Cultura e Spettacoli

"Tornare alla Scala? Adesso seguo altri percorsi"

Dopo gli anni milanesi il maestro Riccardo Muti predilige i Wiener, l’Orchestra di Chicago e la musica napoletana. E racconta: "Porto all'estero l'antica tradizione pugliese". Nel suo Requiem wchi di religiosità popolare

"Tornare alla Scala? Adesso seguo altri percorsi"

Salisburgo - Riccardo Muti guarda sorridendo con gli occhi stretti d’ironia i giornalisti italiani quando lo avvicinano. Si aspetta la domanda: quando torna alla Scala? Ed allarga le braccia appena un poco. Come ha già risposto da tempo, ripete: «Sto facendo un altro percorso». Tutto qui. Ha concentrato per anni la sua attività nel teatro milanese, adesso la sua vita è dedicata alle grandi orchestre internazionali, dai fantasiosissimi Wiener Philharmoniker, all’Orchestra Sinfonica di Chicago, di cui dal prossimo anno sarà direttore musicale, fino all’altrettanto mitica Filarmonica di Berlino; per il teatro c’è l’Opera di Roma e per concerti e teatro le produzioni e le tournée con l’orchestra giovanile Cherubini. Se gli rimanesse qualche giorno di libertà, c’è da giurare che scapperebbe nel campo con trulli che si è comperato sulle pendici di Castel del Monte, con la vista là in fondo della cattedrale romanica di Trani, severa e serena in riva al mare.
Siamo alla fine della prova del Requiem di Paisiello, l’affettuoso cantore pugliese appartenente alla scuola napoletana. A un certo punto, la Felsenreischule è stata sommersa dal sontuoso scampanio dell’annuncio di Pentecoste, per alcuni minuti. I due riti si sono mescolati, quello solenne e austero della tradizione austriaca e quello intimo, libero, patetico di Paisiello.

Fa un certo effetto ascoltare qui, presso le fredde rocce di Salisburgo, la preghiera intonata come nel nostro Sud.
«Io vengo dalla cultura della parola sacra, come ha le sue radici nell’antica tradizione pugliese. Una religiosità popolare, fatta di tenerezza, che in questa musica rimane anche se portata verso il sublime. In certe frasi sento l’eco delle voci strascicate delle vecchie nelle chiese, le invocazioni ripetute con tanta semplicità ricordano quelle cerimonie funebri, le sento risuonare meravigliosamente nella quadrifonia che Paisiello si è inventato: la doppia orchestra, il doppio coro con i solisti aggiunti che nel coro cantano, e quegli strumenti ancora più lontani, con l’oscuro suono dei corni... strumenti “sotto il tumulo”, indica Paisiello. Poi, mostra anche la sua grande mano di contrappuntista, per esempio nel Benedictus. Ma la temperie è quella della sua tradizione nativa».

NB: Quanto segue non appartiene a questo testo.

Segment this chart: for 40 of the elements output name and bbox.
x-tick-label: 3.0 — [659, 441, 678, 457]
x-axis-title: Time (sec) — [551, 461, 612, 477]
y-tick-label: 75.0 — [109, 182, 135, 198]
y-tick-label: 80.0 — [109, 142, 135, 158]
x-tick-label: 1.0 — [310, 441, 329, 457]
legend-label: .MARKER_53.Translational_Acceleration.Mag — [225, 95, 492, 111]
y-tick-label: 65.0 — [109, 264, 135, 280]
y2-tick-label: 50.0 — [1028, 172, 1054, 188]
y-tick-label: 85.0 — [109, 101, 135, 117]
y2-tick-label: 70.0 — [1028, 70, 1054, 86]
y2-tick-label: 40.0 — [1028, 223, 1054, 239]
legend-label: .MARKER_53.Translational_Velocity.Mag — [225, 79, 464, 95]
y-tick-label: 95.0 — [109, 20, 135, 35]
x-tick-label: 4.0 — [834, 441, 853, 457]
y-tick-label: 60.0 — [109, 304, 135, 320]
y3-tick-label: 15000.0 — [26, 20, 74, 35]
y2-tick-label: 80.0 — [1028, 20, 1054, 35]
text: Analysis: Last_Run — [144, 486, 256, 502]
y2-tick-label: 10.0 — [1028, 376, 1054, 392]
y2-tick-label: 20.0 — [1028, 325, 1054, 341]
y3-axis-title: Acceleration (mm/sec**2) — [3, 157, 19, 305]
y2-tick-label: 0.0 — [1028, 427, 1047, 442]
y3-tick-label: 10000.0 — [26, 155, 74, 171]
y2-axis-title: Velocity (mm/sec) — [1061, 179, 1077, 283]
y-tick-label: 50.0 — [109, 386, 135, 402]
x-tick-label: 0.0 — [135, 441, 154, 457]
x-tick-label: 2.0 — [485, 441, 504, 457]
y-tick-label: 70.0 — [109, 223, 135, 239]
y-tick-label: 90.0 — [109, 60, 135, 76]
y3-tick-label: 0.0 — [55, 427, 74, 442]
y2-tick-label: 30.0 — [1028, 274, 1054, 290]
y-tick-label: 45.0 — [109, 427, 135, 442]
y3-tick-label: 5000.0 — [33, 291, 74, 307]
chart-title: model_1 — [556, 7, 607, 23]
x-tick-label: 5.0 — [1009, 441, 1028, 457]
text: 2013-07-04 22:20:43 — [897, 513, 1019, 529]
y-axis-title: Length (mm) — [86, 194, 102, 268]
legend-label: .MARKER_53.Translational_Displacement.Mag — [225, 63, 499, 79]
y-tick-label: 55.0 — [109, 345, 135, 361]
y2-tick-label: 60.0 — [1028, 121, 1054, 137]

Emozionante come gli Austriaci accolgono questa musica napoletana: l’altra sera applaudendo ad ogni aria le antiche acrobazie dell’opera seria di Jommelli, ieri abbandonandosi...
«Io credo che le abbiano sempre sapute ascoltare. Mi viene da azzardare che i grandi cogliessero qualcosa, facendolo loro, di questo linguaggio, se non addirittura di questo Requiem. Fa effetto, nell’introduzione, ascoltare un passo che sembra nascere dalle marce funebri pugliesi e che somiglia molto all’attacco della marcia funebre della sinfonia Eroica, di Beethoven, e nella stessa tonalità.

E mi commuovo ascoltando la dolcezza di quella frase raccolta e confidente, tante volte ripetuta, del Querens me: quasi mi sembra di entrare con Paisiello nell’incanto di Schubert».